ところが、決議に納得しない金田氏は、SNSなどさまざまな手段を用いて自身にとって都合のよい主張を展開し始めました。これまでの経緯に触れることなく自らの責任回避に終始した言動は誠に遺憾です。
日Pとしては、今回の一連の出来事を真摯に受け止め、会員である各P連に対してていねいな説明を行うとともに、再発防止に向け組織のガバナンス強化、ハラスメント対策に努めてまいりたいと思います。
──こちらの会見では、2022年度の決算が約5000万円の赤字となることも公表されました。
昨年から今年にかけ、約5000万円の赤字決算を出しお騒がせしてしまいましたが、ひとえに私どもで財務管理がしっかりできていなかった部分があります。5000万円のうちの3000万円は、国内研修の実施や宿泊費と会議費等、日P新聞の発行を年2回から3回に増やしたことによる印刷製本費になります。残り2000万円は、日P会館の雨漏りなどによる修繕工事を急遽行ったことによる建物修繕費ですが、これまで建物の修繕に関するルールなどが整備されていなかったため、決裁の過程に課題があったと認識しています。
今後は、修繕工事におけるルールづくりなど組織のガバナンスを強化していきたいと考えています。また、日P役員には監事もおりますが、予算の出庫状況をよりしっかり管理することを目的に財務のワーキンググループを新たに立ち上げ、専門職種の方にお力添えをいただきながら状況を把握し、各P連代表の皆さんに逐次説明していく所存です。また人材育成にも力を入れていく予定で、日本の社会教育に携わる団体である日Pとして理事や役員、P連代表者としての行動規範を含めた倫理規定の整備にも着手しています。
──こうした取り組みを進めていくうえで、事務局の果たす役割は大きいと考えますが、事務局長不在の状態は現在も続いているのでしょうか。
もともと事務局長は在籍していたのですが、2020年3月31日付で退職されました。同時期に事務員も退職し、派遣社員の契約延長もかなわず事務局不在の時期もありました。
その後、2022年年4月1日付で期間社員を採用し、その後正式採用。2023年10月1日付で、元公立中学校校長の田中史人さんが事務局長に就任しました。現在は、局長以下非常勤も含め、全5名体制で業務にあたっています。
PTAの全国組織として発足した日Pは、今年創立75周年を迎えます。75周年記念事業として、教育コンテンツの拡充や、各校PTA会員さん向けのサービスなど活動の間口を広められるような取り組みについて、現在検討しているところです。
公益社団法人の理事任期は2年、理事のうち業務執行理事の任期は原則1年と、PTAと同様に短く、知識やノウハウの蓄積が難しいのが現状ですが、可能な限り持続可能な形で活動の質を保ちつつ、子どもたちの未来に責任を持てる社会を創るべく全国の会員の皆様とともに歩んでまいりたいと思います。

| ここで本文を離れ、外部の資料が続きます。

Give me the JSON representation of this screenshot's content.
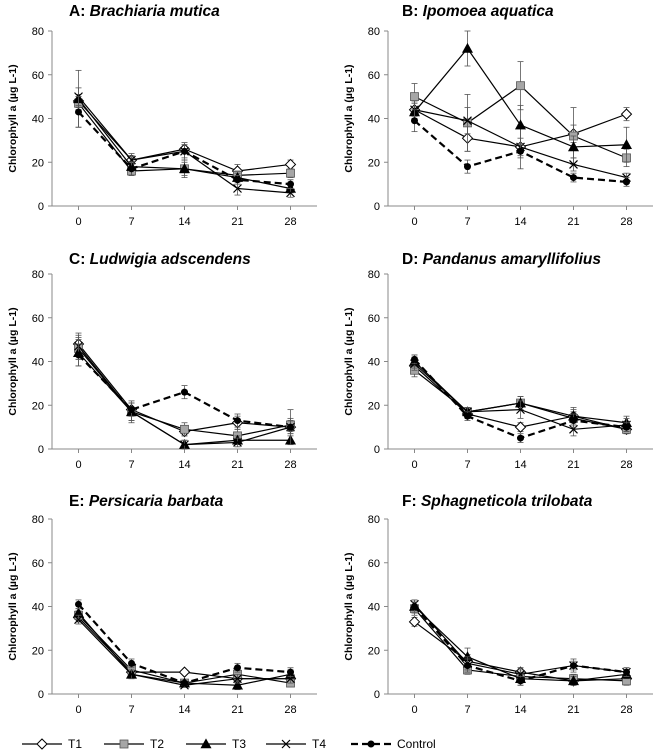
{
  "chart_data": [
    {
      "type": "line",
      "title_letter": "A: ",
      "title_name": "Brachiaria mutica",
      "ylabel": "Chlorophyll a (µg L-1)",
      "x": [
        0,
        7,
        14,
        21,
        28
      ],
      "ylim": [
        0,
        80
      ],
      "yticks": [
        0,
        20,
        40,
        60,
        80
      ],
      "series": [
        {
          "name": "T1",
          "values": [
            48,
            21,
            26,
            16,
            19
          ],
          "err": [
            3,
            2,
            2,
            3,
            2
          ]
        },
        {
          "name": "T2",
          "values": [
            47,
            16,
            17,
            14,
            15
          ],
          "err": [
            3,
            2,
            3,
            2,
            2
          ]
        },
        {
          "name": "T3",
          "values": [
            49,
            18,
            17,
            13,
            8
          ],
          "err": [
            13,
            4,
            4,
            2,
            2
          ]
        },
        {
          "name": "T4",
          "values": [
            50,
            21,
            25,
            8,
            6
          ],
          "err": [
            4,
            3,
            4,
            3,
            2
          ]
        },
        {
          "name": "Control",
          "values": [
            43,
            17,
            25,
            12,
            10
          ],
          "err": [
            7,
            3,
            3,
            2,
            2
          ]
        }
      ]
    },
    {
      "type": "line",
      "title_letter": "B: ",
      "title_name": "Ipomoea aquatica",
      "ylabel": "Chlorophyll a (µg L-1)",
      "x": [
        0,
        7,
        14,
        21,
        28
      ],
      "ylim": [
        0,
        80
      ],
      "yticks": [
        0,
        20,
        40,
        60,
        80
      ],
      "series": [
        {
          "name": "T1",
          "values": [
            44,
            31,
            27,
            33,
            42
          ],
          "err": [
            4,
            6,
            10,
            4,
            3
          ]
        },
        {
          "name": "T2",
          "values": [
            50,
            38,
            55,
            32,
            22
          ],
          "err": [
            6,
            13,
            11,
            13,
            4
          ]
        },
        {
          "name": "T3",
          "values": [
            43,
            72,
            37,
            27,
            28
          ],
          "err": [
            4,
            8,
            9,
            5,
            8
          ]
        },
        {
          "name": "T4",
          "values": [
            44,
            39,
            27,
            19,
            13
          ],
          "err": [
            3,
            6,
            4,
            3,
            2
          ]
        },
        {
          "name": "Control",
          "values": [
            39,
            18,
            25,
            13,
            11
          ],
          "err": [
            5,
            3,
            3,
            2,
            2
          ]
        }
      ]
    },
    {
      "type": "line",
      "title_letter": "C: ",
      "title_name": "Ludwigia adscendens",
      "ylabel": "Chlorophyll a (µg L-1)",
      "x": [
        0,
        7,
        14,
        21,
        28
      ],
      "ylim": [
        0,
        80
      ],
      "yticks": [
        0,
        20,
        40,
        60,
        80
      ],
      "series": [
        {
          "name": "T1",
          "values": [
            48,
            18,
            8,
            12,
            10
          ],
          "err": [
            4,
            3,
            2,
            3,
            3
          ]
        },
        {
          "name": "T2",
          "values": [
            46,
            17,
            9,
            6,
            11
          ],
          "err": [
            5,
            4,
            3,
            3,
            3
          ]
        },
        {
          "name": "T3",
          "values": [
            44,
            17,
            2,
            4,
            4
          ],
          "err": [
            6,
            5,
            2,
            2,
            2
          ]
        },
        {
          "name": "T4",
          "values": [
            47,
            17,
            2,
            3,
            10
          ],
          "err": [
            6,
            4,
            2,
            2,
            8
          ]
        },
        {
          "name": "Control",
          "values": [
            43,
            18,
            26,
            13,
            10
          ],
          "err": [
            5,
            3,
            3,
            3,
            3
          ]
        }
      ]
    },
    {
      "type": "line",
      "title_letter": "D: ",
      "title_name": "Pandanus amaryllifolius",
      "ylabel": "Chlorophyll a (µg L-1)",
      "x": [
        0,
        7,
        14,
        21,
        28
      ],
      "ylim": [
        0,
        80
      ],
      "yticks": [
        0,
        20,
        40,
        60,
        80
      ],
      "series": [
        {
          "name": "T1",
          "values": [
            38,
            16,
            10,
            15,
            9
          ],
          "err": [
            3,
            2,
            2,
            3,
            2
          ]
        },
        {
          "name": "T2",
          "values": [
            36,
            17,
            21,
            14,
            9
          ],
          "err": [
            3,
            2,
            3,
            3,
            2
          ]
        },
        {
          "name": "T3",
          "values": [
            40,
            17,
            21,
            15,
            12
          ],
          "err": [
            3,
            2,
            3,
            4,
            3
          ]
        },
        {
          "name": "T4",
          "values": [
            39,
            17,
            18,
            9,
            11
          ],
          "err": [
            3,
            2,
            4,
            3,
            3
          ]
        },
        {
          "name": "Control",
          "values": [
            41,
            15,
            5,
            13,
            10
          ],
          "err": [
            2,
            2,
            2,
            3,
            2
          ]
        }
      ]
    },
    {
      "type": "line",
      "title_letter": "E: ",
      "title_name": "Persicaria barbata",
      "ylabel": "Chlorophyll a (µg L-1)",
      "x": [
        0,
        7,
        14,
        21,
        28
      ],
      "ylim": [
        0,
        80
      ],
      "yticks": [
        0,
        20,
        40,
        60,
        80
      ],
      "series": [
        {
          "name": "T1",
          "values": [
            35,
            10,
            10,
            7,
            7
          ],
          "err": [
            2,
            2,
            1,
            2,
            2
          ]
        },
        {
          "name": "T2",
          "values": [
            36,
            11,
            5,
            9,
            5
          ],
          "err": [
            2,
            2,
            1,
            2,
            1
          ]
        },
        {
          "name": "T3",
          "values": [
            37,
            9,
            5,
            4,
            9
          ],
          "err": [
            2,
            2,
            1,
            2,
            2
          ]
        },
        {
          "name": "T4",
          "values": [
            34,
            9,
            4,
            7,
            7
          ],
          "err": [
            2,
            2,
            1,
            2,
            2
          ]
        },
        {
          "name": "Control",
          "values": [
            41,
            14,
            5,
            12,
            10
          ],
          "err": [
            2,
            2,
            1,
            2,
            2
          ]
        }
      ]
    },
    {
      "type": "line",
      "title_letter": "F: ",
      "title_name": "Sphagneticola trilobata",
      "ylabel": "Chlorophyll a (µg L-1)",
      "x": [
        0,
        7,
        14,
        21,
        28
      ],
      "ylim": [
        0,
        80
      ],
      "yticks": [
        0,
        20,
        40,
        60,
        80
      ],
      "series": [
        {
          "name": "T1",
          "values": [
            33,
            15,
            10,
            6,
            7
          ],
          "err": [
            2,
            3,
            2,
            2,
            2
          ]
        },
        {
          "name": "T2",
          "values": [
            39,
            11,
            8,
            7,
            6
          ],
          "err": [
            3,
            2,
            3,
            2,
            2
          ]
        },
        {
          "name": "T3",
          "values": [
            40,
            17,
            7,
            6,
            9
          ],
          "err": [
            3,
            4,
            3,
            2,
            2
          ]
        },
        {
          "name": "T4",
          "values": [
            41,
            14,
            9,
            13,
            10
          ],
          "err": [
            2,
            3,
            3,
            3,
            2
          ]
        },
        {
          "name": "Control",
          "values": [
            40,
            13,
            6,
            13,
            10
          ],
          "err": [
            2,
            3,
            2,
            2,
            2
          ]
        }
      ]
    }
  ],
  "legend": [
    {
      "name": "T1",
      "marker": "diamond-open",
      "dash": false
    },
    {
      "name": "T2",
      "marker": "square-gray",
      "dash": false
    },
    {
      "name": "T3",
      "marker": "triangle-filled",
      "dash": false
    },
    {
      "name": "T4",
      "marker": "x-cross",
      "dash": false
    },
    {
      "name": "Control",
      "marker": "circle-filled",
      "dash": true
    }
  ],
  "colors": {
    "line": "#000000",
    "t2_fill": "#a6a6a6",
    "errorbar": "#555555"
  }
}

予算規模が予算規模なだけに、前例踏襲に甘んじることなく、全国大会の企画・運営等の事業のみならず全国の保護者の声を束ね、文部科学省への集約的提言など、今本当に求められるものに向き合って改革を進めてほしい。
また、各校のPTA会員も、日Pはもちろん、自分の住む地域のP連や都道府県P連がどのような目的でどのような活動を行っているのか、負担金がどのように使われているのか、上部団体が説明責任を果たしているかに関心を持ち、疑問に思うこと、おかしいと思うことがあれば声を上げることが大切だ。